Sweden Sale of lignite operations, quarterly report and the Annual General Meeting. It has not been an easy ride for Vattenfall's new Head of Communications, Karin Lepasoon, who is also a member of the Executive Group Management team.

During her first month at Vattenfall she concentrated on getting to know the business and its employees. One of her first tasks was to work on communications around the sale of the German lignite operations.

 "It was a bit like jumping into the deep end and just starting to swim. I didn't really have time to think. On the other hand, it was a good way of finding out about an important part of the business and getting to know a large number of people in a very short time."

Windsurfing communicator
If you search for Karin Lepasoon on the internet you'll see that she was Head of Communications, Sustainability and HR at the risk capital company Nordic Capital and Executive Vice President of the Skanska Group.

You'll also see that her father came to Sweden as a war refugee from Estonia and that her hobbies are racing and windsurfing.

The only time during the hour or so long interview with Karin Lepasoon that she takes a while to answer a question is when she's asked what her dream car would be. Otherwise she answers all the questions we put to her immediately and in detail.

You're a qualified lawyer, so why communications?
"It all started when I got a job with the campaign organisation for the EU referendum Näringslivets EU-fakta in 1993 because I was trained in EU law. My job was to interpret EU legal issues which non-EU lawyers could use to encourage the Swedish people to vote "yes" in the referendum in 1994. We were a team of relatively young people whose job was to go out and talk to the Swedish people about the EU. And we gave the impression of being pretty laid back. We weren't industry federation directors or anything like that, but behind the scenes there was a highly sophisticated opinion-forming apparatus with campaign leaders from Tony Blair's campaign. He had recently won in the UK. I got to work pretty closely with opinion-forming and realized just how exciting it is to be involved in communications and to understand target groups and adapt the message accordingly. This was an eye-opener for me and since then I've always worked with communications in one form or another."

No glutton for punishment
Unlike her predecessor, Karin Lepasoon is a member of the Executive Group Management team.

When she was first contacted about the job at Vattenfall she was away for the weekend.
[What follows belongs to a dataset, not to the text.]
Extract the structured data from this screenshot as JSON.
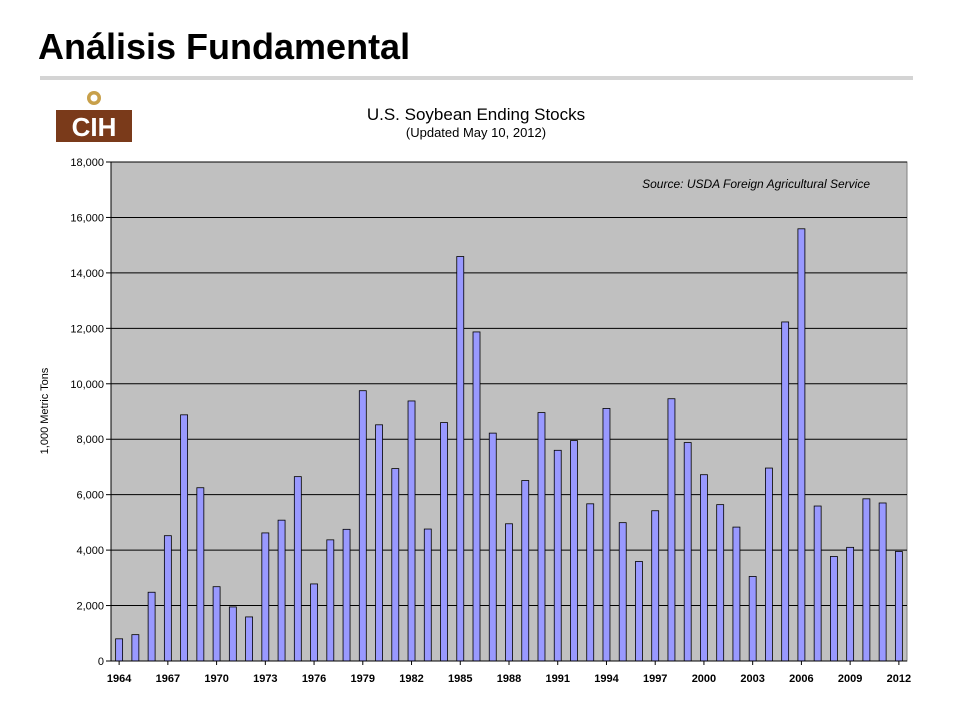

"I hadn't started thinking about a new job at that time because I'd only been with Nordic Capital for six months. But I thought, "perhaps this is what I should do". I'd worked in large companies for many years and had really enjoyed working in a complex environment with lots of different cultures and being at the heart of the business."

"I found it really amusing when I got here and people asked me if I was a glutton for punishment in taking this job. That is definitely not the case."

What expectations did you have of the new job and Vattenfall, and to what extent were they true?
"I expected that there would be a great many people with views and opinions on Vattenfall, from a wide range of perspectives, and that there would be a large number of stakeholders, target groups or interest organizations all of whom were interested in their own small part of Vattenfall. And that's exactly how it is. At Vattenfall it's exponential. It's everything multiplied by about 1,000. Consequently, it's even more important that we as a company have a very clear vision of where we are going, why we are going there and how we will get there. There are so many people who constantly want to steer our ship off course, so we must make sure we keep it on course. I believe that we have a clear direction in our strategy. All we have to do is make sure we embed it in all aspects of the business."

How can we achieve this?
"By ensuring that all operations, business areas and staff functions really understand their part of the strategy and work towards it, so we fill our direction with relevant and specific content. And by us in all the staff functions also ensuring that we understand the strategy and help the business to achieve it. We have a wealth of exciting things to communicate which support the strategy. You can't just start communicating without having relevant content."

Company's best interests

What is your greatest strength as a communicator?
"I like people, meeting people and working as part of a team. Communication helps you see how everything fits together. It's important to make sure that you don't send out too many conflicting messages, both verbally and through your actions. I think I'm pretty good both at taking a helicopter perspective and adapting the message so it's relevant to the target groups we want to talk to."

"I'm at my happiest in an environment where I know that the people who work there will come to me with suggestions which are always in the company's best interests. Not the individual's best interests, or the team's best interests, but the company's best interests. As long as you always bear that in mind it's fairly straightforward. In other words, internal politics is definitely not my thing."

Digital office
So far not much in her office on the 11th floor of Arenastaden gives much away about Karin Lepasoon's personality. A flowerpot containing a windmill, a wooden figure in the shape of Nemo and a red and white spotty box are the only things that actually indicate that the room is occupied.

"I'm really in favour of digital working and I don't want vast amounts of paper. I'm not in my office very much unless I have a meeting. I don't like spending a lot of time in this room, or at least not on my own."

Dream car
So, what about your dream car? After tapping her fingers on the desk for a while, she answers:

"I like a lot of different sports cars. The GT3RS is a fantastic Porsche, and I also like the Nissan GTR, but none of them are environmentally friendly so they're not ideal."